There will be a number of changes to flexible working arrangements in the workplace as the Employment Relations (Flexible Working) Act 2023 has completed its passage through Parliament and now awaits Royal Assent.
The main changes are:
- Employees will now be able to make two flexible working requests in any one 12 month period.
- Employers must deal with requests within two months of receipt of a request if no extension is agreed upon.
- Employers cannot refuse a request until they have ‘consulted’ with the employee (although there is no information on the minimum amount of ‘consultation’ necessary or what it needs to include).

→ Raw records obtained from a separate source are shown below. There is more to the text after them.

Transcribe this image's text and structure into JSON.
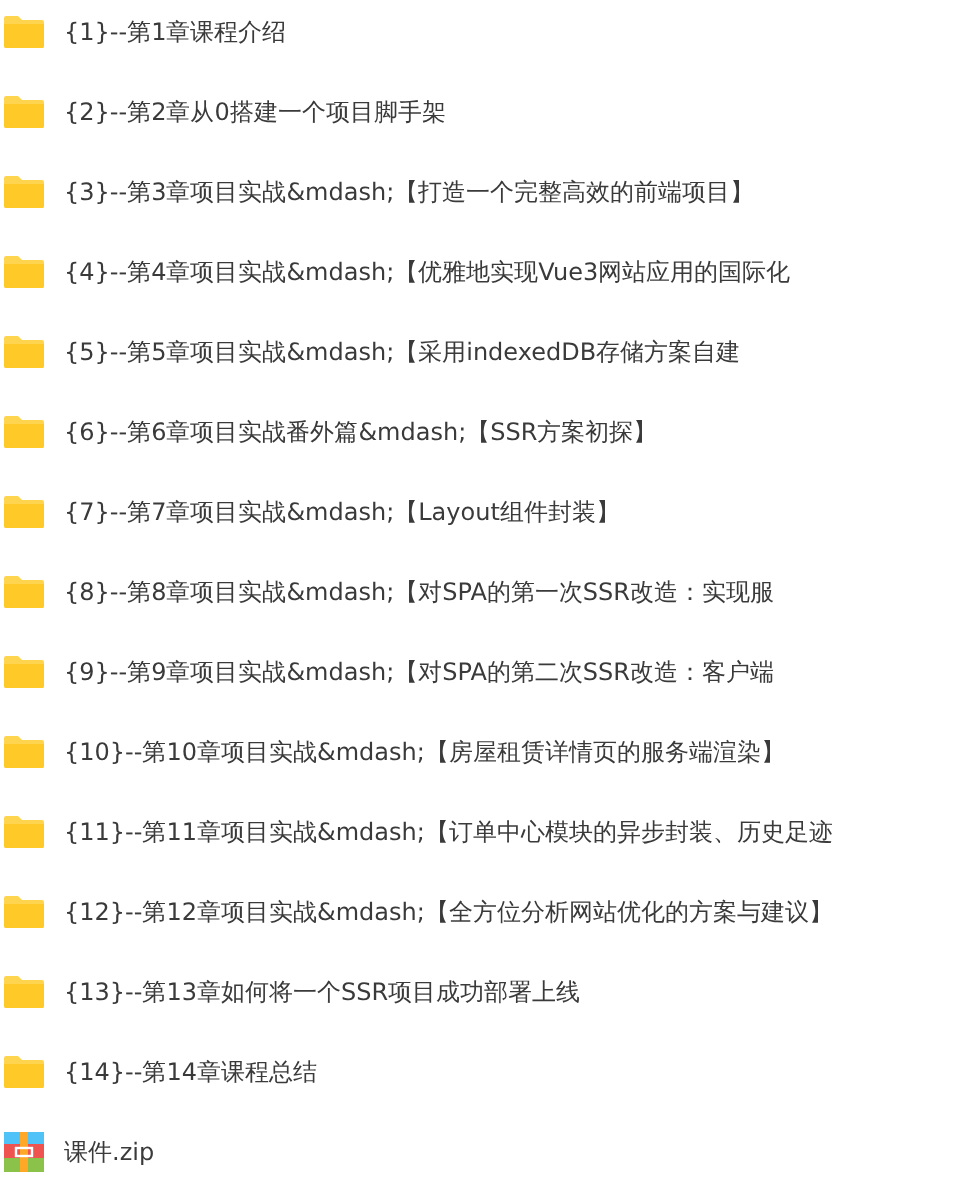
{
  "files": [
    {
      "kind": "folder",
      "name": "{1}--第1章课程介绍"
    },
    {
      "kind": "folder",
      "name": "{2}--第2章从0搭建一个项目脚手架"
    },
    {
      "kind": "folder",
      "name": "{3}--第3章项目实战&mdash;【打造一个完整高效的前端项目】"
    },
    {
      "kind": "folder",
      "name": "{4}--第4章项目实战&mdash;【优雅地实现Vue3网站应用的国际化"
    },
    {
      "kind": "folder",
      "name": "{5}--第5章项目实战&mdash;【采用indexedDB存储方案自建"
    },
    {
      "kind": "folder",
      "name": "{6}--第6章项目实战番外篇&mdash;【SSR方案初探】"
    },
    {
      "kind": "folder",
      "name": "{7}--第7章项目实战&mdash;【Layout组件封装】"
    },
    {
      "kind": "folder",
      "name": "{8}--第8章项目实战&mdash;【对SPA的第一次SSR改造：实现服"
    },
    {
      "kind": "folder",
      "name": "{9}--第9章项目实战&mdash;【对SPA的第二次SSR改造：客户端"
    },
    {
      "kind": "folder",
      "name": "{10}--第10章项目实战&mdash;【房屋租赁详情页的服务端渲染】"
    },
    {
      "kind": "folder",
      "name": "{11}--第11章项目实战&mdash;【订单中心模块的异步封装、历史足迹"
    },
    {
      "kind": "folder",
      "name": "{12}--第12章项目实战&mdash;【全方位分析网站优化的方案与建议】"
    },
    {
      "kind": "folder",
      "name": "{13}--第13章如何将一个SSR项目成功部署上线"
    },
    {
      "kind": "folder",
      "name": "{14}--第14章课程总结"
    },
    {
      "kind": "archive",
      "name": "课件.zip"
    }
  ]
}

- Employees will no longer have to explain what effect they think agreeing to the request would have on the employer, and how any such effect might be overcome. In practice, this requirement was rarely enforced.
It hasn’t changed the following:
- Employees still need to have 26 week’s service before they can make a request. The Government has indicated that it will create Day 1 employment rights through secondary legislation – although none has appeared as yet.
- Employers do not need to offer a right of appeal if a flexible working request is rejected. The offer of a right of appeal is recommended in the ACAS Code of Practice on Flexible Working, but it has not been made a requirement of the process.
- There is no requirement that consultation with the employee is substantive or covers the options available. Indeed, there is no minimum standard of consultation set out at all.